When I was a little girl my older sister Debby got this book out of the library, Miss Hickory, by Carolyn Sherwin Bailey. The story haunted me, but I loved the illustrations, even though some of those frightened me, too! Several years ago my son Eben and his wife Tracey got me a copy of my own for Christmas. Ruth Gannett's lithographs are so terrific - I love them still!!! Seems now from an adult vantage point to be a story about loss of ego...
Did any of you have stories that scared you as children? What were they?

6 comments:

Jo-an said...

Martha, I've seen some of those illistrations before. They are beautiful but the one where she has no head is creepy.

As a child I was given and had read to me "Wind In the Willows" by Kenneth Grahame and I loved it. That version was illustrated by Arthur Rackhame. His charaters were lovely and fun, nothing particularly scary about Ratty, Mole, Badger and Toad, but the trees... The trees were malevolent. They looked as though they were reaching off the page to carry me into a world that was most unsafe for a little girl like me. And still I wanted the story to continue.

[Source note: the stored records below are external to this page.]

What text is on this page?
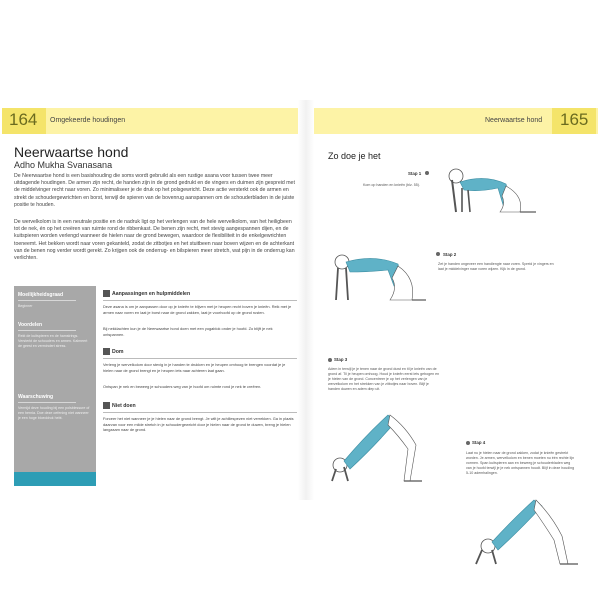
164 Omgekeerde houdingen	Neerwaartse hond 165
Neerwaartse hond
Adho Mukha Svanasana
De Neerwaartse hond is een basishouding die soms wordt gebruikt als een rustige asana voor tussen twee meer uitdagende houdingen. De armen zijn recht, de handen zijn in de grond gedrukt en de vingers en duimen zijn gespreid met de middelvinger recht naar voren. Zo minimaliseer je de druk op het polsgewricht. Deze actie versterkt ook de armen en strekt de schoudergewrichten en borst, terwijl de spieren van de bovenrug aanspannen om de schouderbladen in de juiste positie te houden.
De wervelkolom is in een neutrale positie en de nadruk ligt op het verlengen van de hele wervelkolom, van het heiligbeen tot de nek, én op het creëren van ruimte rond de ribbenkast. De benen zijn recht, met stevig aangespannen dijen, en de kuitspieren worden verlengd wanneer de hielen naar de grond bewegen, waardoor de flexibiliteit in de enkelgewrichten toeneemt. Het bekken wordt naar voren gekanteld, zodat de zitbotjes en het stuitbeen naar boven wijzen en de achterkant van de benen nog verder wordt gerekt. Zo krijgen ook de onderrug- en bilspieren meer stretch, wat pijn in de onderrug kan verlichten.
Moeilijkheidsgraad
Beginner
Voordelen
Rekt de kuitspieren en de hamstrings. Versterkt de schouders en armen. Kalmeert de geest en vermindert stress.
Waarschuwing
Vermijd deze houding bij een polsblessure of een hernia. Doe deze oefening niet wanneer je een hoge bloeddruk hebt.
Aanpassingen en hulpmiddelen
Deze asana is om je aanpassen door op je knieën te blijven met je heupen recht boven je knieën. Reik met je armen naar voren en laat je borst naar de grond zakken, laat je voorhoofd op de grond rusten.
Bij nekklachten kun je de Neerwaartse hond doen met een yogablok onder je hoofd. Zo blijft je nek ontspannen.
Dom
Verleng je wervelkolom door stevig in je handen te drukken en je heupen omhoog te brengen voordat je je hielen naar de grond brengt en je heupen iets naar achteren laat gaan.
Ontspan je nek en beweeg je schouders weg van je hoofd om ruimte rond je nek te creëren.
Niet doen
Forceer het niet wanneer je je hielen naar de grond brengt. Je wilt je achillespezen niet verrekken. Ga in plaats daarvan voor een milde stretch in je schoudergewricht door je hielen naar de grond te duwen, breng je hielen langzaam naar de grond.
Zo doe je het
Stap 1
Kom op handen en knieën (blz. 55).
Stap 2
Zet je handen ongeveer een handlengte naar voren. Spreid je vingers en laat je middelvinger naar voren wijzen. Kijk in de grond.
Stap 3
Adem in terwijl je je tenen naar de grond duwt en til je knieën van de grond af. Til je heupen omhoog. Houd je knieën eerst iets gebogen en je hielen van de grond. Concentreer je op het verlengen van je wervelkolom en het strekken van je zitbotjes naar boven. Blijf je handen duwen en adem diep uit.
Stap 4
Laat nu je hielen naar de grond zakken, zodat je knieën gestrekt worden. Je armen, wervelkolom en benen moeten nu één rechte lijn vormen. Span kuitspieren aan en beweeg je schouderbladen weg van je hoofd terwijl je je nek ontspannen houdt. Blijf in deze houding 5-10 ademhalingen.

Another scary "story" for me was the first movie I saw. No, not the ubiquitous "Bambie". For me it was "Fantasia". I was about 5. I loved the music and the cartoon images, all except inside the mouths of the dinosaures. They were soooo PINK! I was terrified! The incredible pinkness made the dinos way too real for my 5 year old brain. That it had gotten dark while we were in the theater added to the scary feelings. The crowning blow came when we found that my mom had locked the keys in the car. Waiting for help was horrible. Was that a dino I heard around the corner by the 5 & 10 cent store? Aaaahhhh!!!!! I was sooo scared!

Susan Beauchemin said...

Oh, I love miss hickory--we must have looked at that book together--the illustrations are the best!! And in the end she's a bare twig that has been grafted onto the tree. Sort of takes the joyful moments of pretending and slaps them upside the head with mother nature's reality.

Richard said...

I love the bird nest and the whole bird theme. This is a very creative blog and I enjoyed looking at your many beautiful illistrations. I used to live in Portland myself. It is a good place for an artist to live.

Peace,
Richard

martha miller said...

hey jo-an!

ha ha! thanks! fantasia was awfully surreal for a little one! i also loved arthur rackham's illustrations. i had a shirley temple book of fairy tales that i pored (poured?) over endlessly. in it was the legend of sleepy hollow illustrated by rackham!!! oh, those treeeees!!!!

martha miller said...

sue, i'm certain we looked at that book side by side, getting thrills and chills from seeing the bare twiggy miss hickory become one with nature...
do you remember a series of children's classics that we had down cellar? and the inside covers ahd the same image - a boy running from what must have been smoke, but when i was a kid, it looked like huge flying blobs of poop, and it always frightened me!!!

martha miller said...

hello, richard! thanks for stopping by - do visit again! where do you live now?